Thursday 22 May 2008

Letter printed in today's Dereham Times

My letter resopnding to last week's "Man of our Times" column by Ian Clarke is printed in today's paper on page 7 and is (almost) word for word as I wrote it. The Times editor has given my letter the heading "We can live without cars" which I'm not sure conveys what I wrote in quite the right way! But judge for yourselves.

Below (in italics) is the full text of my letter as I wrote it;

"In response to Ian Clarke's column commenting on rising fuel prices (Dereham Times, 15th May 2008), I wish to draw readers attention to the fact that many experts believe that the global production of oil is now at its all-time peak and is beginning a terminal decline! Anyone who has any idea of economics will understand that this dwindling supply, coupled with continuing growth in demand for oil, both in the "West", and in rapidly developing countries like China and India, will inevitably drive fuel prices ever higher. And we can already see the knock-on consequences, for instance in spurring the dash for bio-fuels which is diverting agricultural land away from food production, thus adding to the global shortage of grain and driving the price of all our food higher while raising the spectre of famine across much of the globe.

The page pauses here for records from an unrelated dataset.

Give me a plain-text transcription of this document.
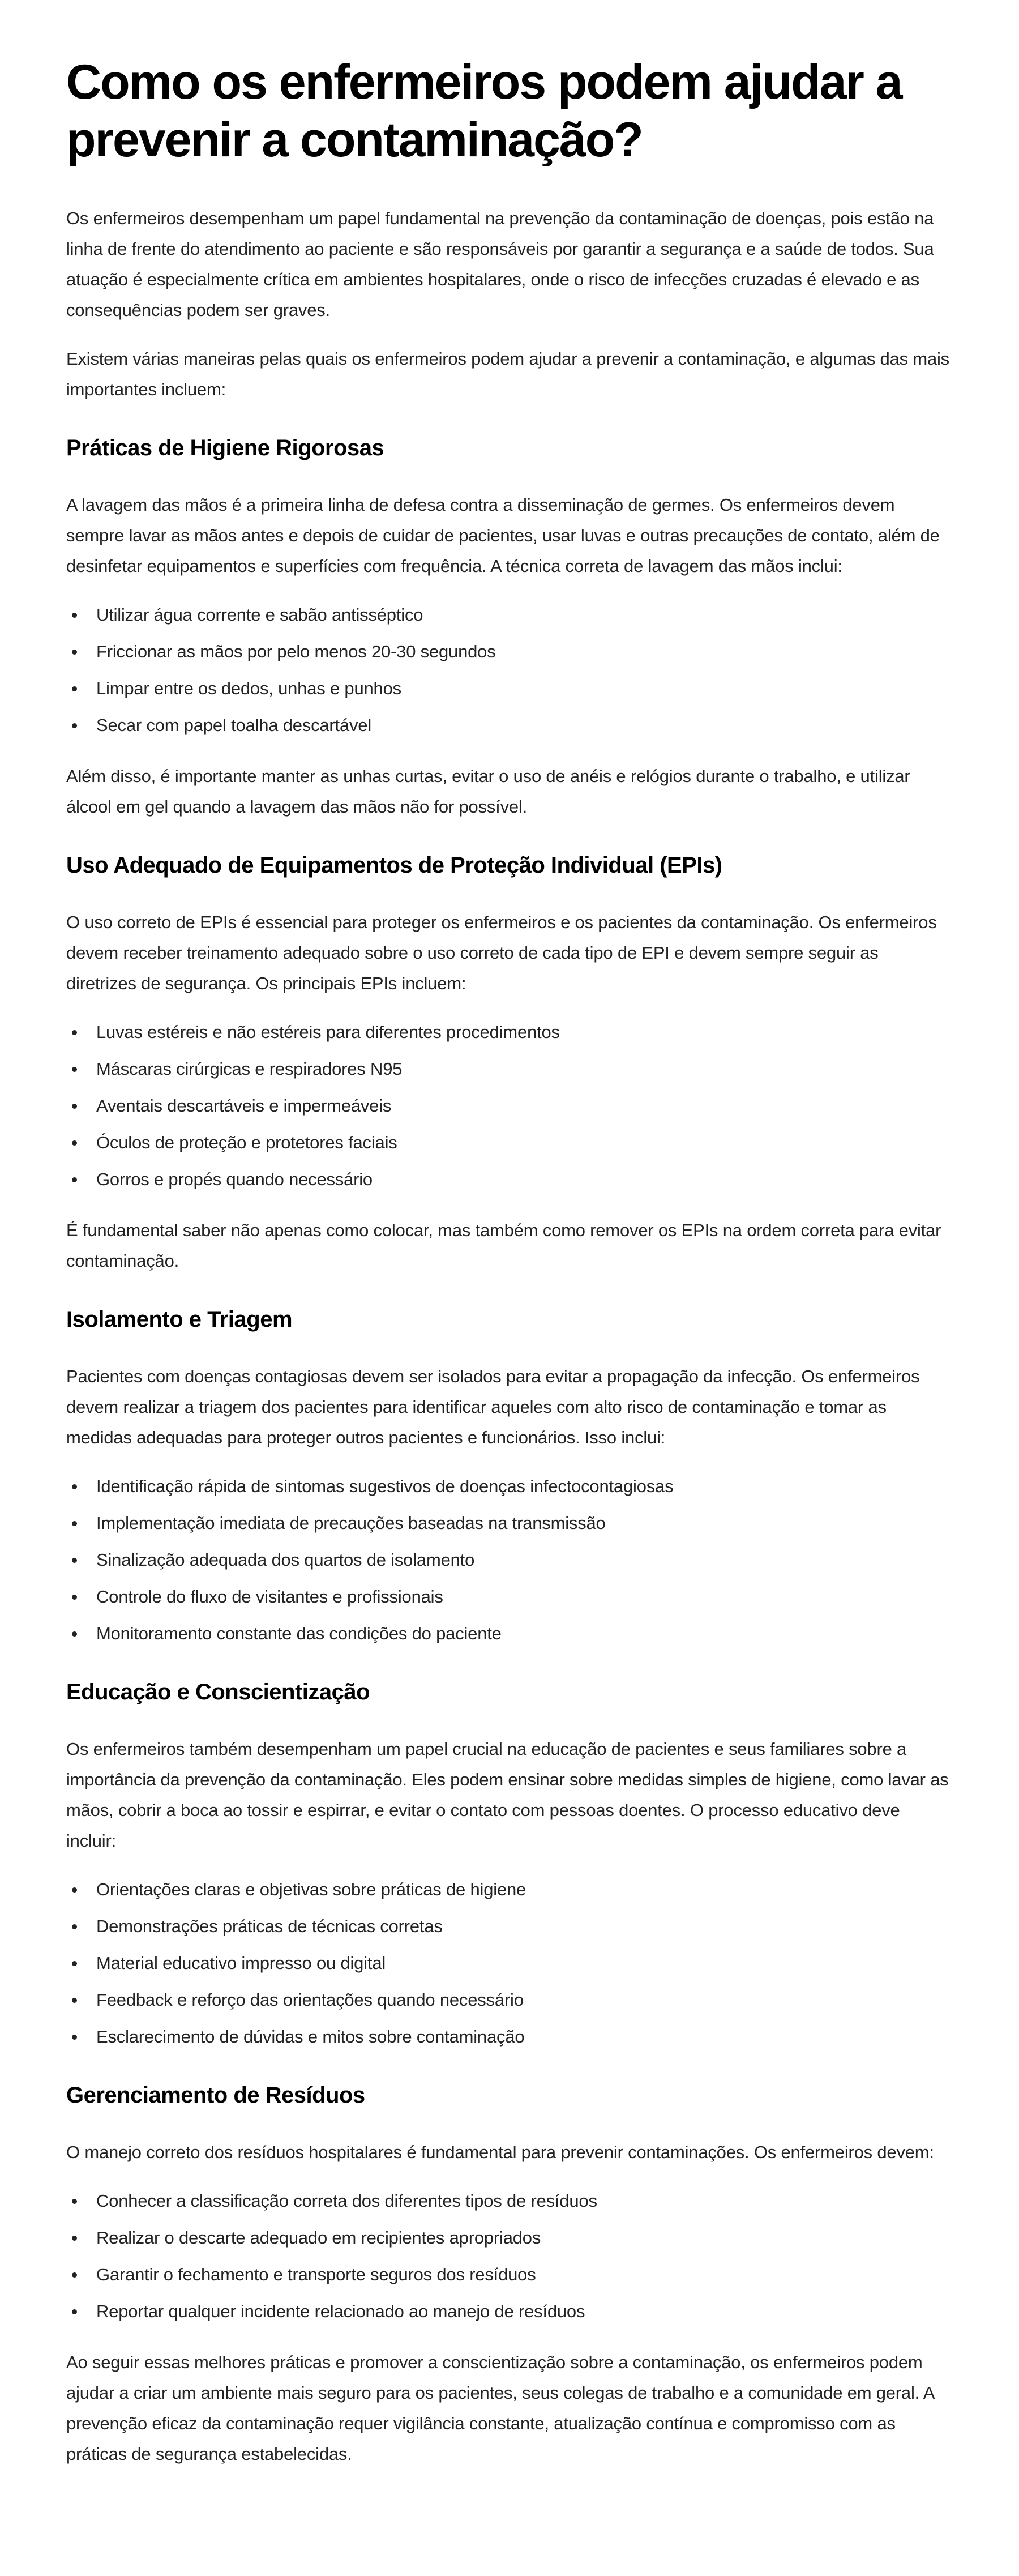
Como os enfermeiros podem ajudar a prevenir a contaminação?

Os enfermeiros desempenham um papel fundamental na prevenção da contaminação de doenças, pois estão na linha de frente do atendimento ao paciente e são responsáveis por garantir a segurança e a saúde de todos. Sua atuação é especialmente crítica em ambientes hospitalares, onde o risco de infecções cruzadas é elevado e as consequências podem ser graves.

Existem várias maneiras pelas quais os enfermeiros podem ajudar a prevenir a contaminação, e algumas das mais importantes incluem:

Práticas de Higiene Rigorosas

A lavagem das mãos é a primeira linha de defesa contra a disseminação de germes. Os enfermeiros devem sempre lavar as mãos antes e depois de cuidar de pacientes, usar luvas e outras precauções de contato, além de desinfetar equipamentos e superfícies com frequência. A técnica correta de lavagem das mãos inclui:

Utilizar água corrente e sabão antisséptico
Friccionar as mãos por pelo menos 20-30 segundos
Limpar entre os dedos, unhas e punhos
Secar com papel toalha descartável

Além disso, é importante manter as unhas curtas, evitar o uso de anéis e relógios durante o trabalho, e utilizar álcool em gel quando a lavagem das mãos não for possível.

Uso Adequado de Equipamentos de Proteção Individual (EPIs)

O uso correto de EPIs é essencial para proteger os enfermeiros e os pacientes da contaminação. Os enfermeiros devem receber treinamento adequado sobre o uso correto de cada tipo de EPI e devem sempre seguir as diretrizes de segurança. Os principais EPIs incluem:

Luvas estéreis e não estéreis para diferentes procedimentos
Máscaras cirúrgicas e respiradores N95
Aventais descartáveis e impermeáveis
Óculos de proteção e protetores faciais
Gorros e propés quando necessário

É fundamental saber não apenas como colocar, mas também como remover os EPIs na ordem correta para evitar contaminação.

Isolamento e Triagem

Pacientes com doenças contagiosas devem ser isolados para evitar a propagação da infecção. Os enfermeiros devem realizar a triagem dos pacientes para identificar aqueles com alto risco de contaminação e tomar as medidas adequadas para proteger outros pacientes e funcionários. Isso inclui:

Identificação rápida de sintomas sugestivos de doenças infectocontagiosas
Implementação imediata de precauções baseadas na transmissão
Sinalização adequada dos quartos de isolamento
Controle do fluxo de visitantes e profissionais
Monitoramento constante das condições do paciente
Educação e Conscientização

Os enfermeiros também desempenham um papel crucial na educação de pacientes e seus familiares sobre a importância da prevenção da contaminação. Eles podem ensinar sobre medidas simples de higiene, como lavar as mãos, cobrir a boca ao tossir e espirrar, e evitar o contato com pessoas doentes. O processo educativo deve incluir:

Orientações claras e objetivas sobre práticas de higiene
Demonstrações práticas de técnicas corretas
Material educativo impresso ou digital
Feedback e reforço das orientações quando necessário
Esclarecimento de dúvidas e mitos sobre contaminação
Gerenciamento de Resíduos

O manejo correto dos resíduos hospitalares é fundamental para prevenir contaminações. Os enfermeiros devem:

Conhecer a classificação correta dos diferentes tipos de resíduos
Realizar o descarte adequado em recipientes apropriados
Garantir o fechamento e transporte seguros dos resíduos
Reportar qualquer incidente relacionado ao manejo de resíduos

Ao seguir essas melhores práticas e promover a conscientização sobre a contaminação, os enfermeiros podem ajudar a criar um ambiente mais seguro para os pacientes, seus colegas de trabalho e a comunidade em geral. A prevenção eficaz da contaminação requer vigilância constante, atualização contínua e compromisso com as práticas de segurança estabelecidas.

As for the profits of oil companies like BP and Shell - it must be recognised that these increased profits are coming from their oil production operations, due to the rising global demand for oil outstripping the available supply and driving up the value of a scarce resource. They make relatively little money from the filling stations themselves! The other big beneficiary of fuel prices in the UK is the Treasury who impose high tax rates;
a) to try to discourage us from using our cars so much (although this doesn't appear to work as many journeys by car are unnecessary and could be done by other means), and
b) (in theory) to invest the money raised into much better public transport, and into local facilities so that people don't have to travel so far for the arts, recreation, and entertainment, etc (if this investment isn't happening then we should all be asking the Government why not?).


Fuel prices will inevitably continue their rapid rise, leading to very serious economic and social consequences for us all, unless we take urgent action to wean ourselves off our addiction to oil! But there are ways we can tackle this. The "Transition Towns" initiative, which began in Totnes, Devon, in September 2006, and now includes many places around the UK (including Norwich) and globally, sees communities looking to develop and implement "Energy Descent Action Plans" to reduce their use of fossil fuels like oil, with a focus on re-localising their economies - increasing local consumption of local produce, etc, and so reducing the need for oil powered transport and the exposure to rising fuel prices that that entails.

Lets all stop whining about the inevitable rising price of a diminishing resource and start working together to find ways of living without the need for a substance that is so destructive to our world. For anyone who saw the exhibition of old photos in Dereham Library from "Before the car was king", lets all start to imagine positively what our towns and villages will be like when "the car is no longer king"!!! And lets stop our NIMBY cries of objection to schemes like wind turbines, which will help us in our urgent need to cut our dependence on all fossil fuels."

Matt Walker

One other letter (by Raymond Mann) printed in today's Dereham Times argues that "pedestrians are more important than cars" and that if they were given more priority, instead of cars, then Dereham "could be a lovely shopping town". I couldn't agree more.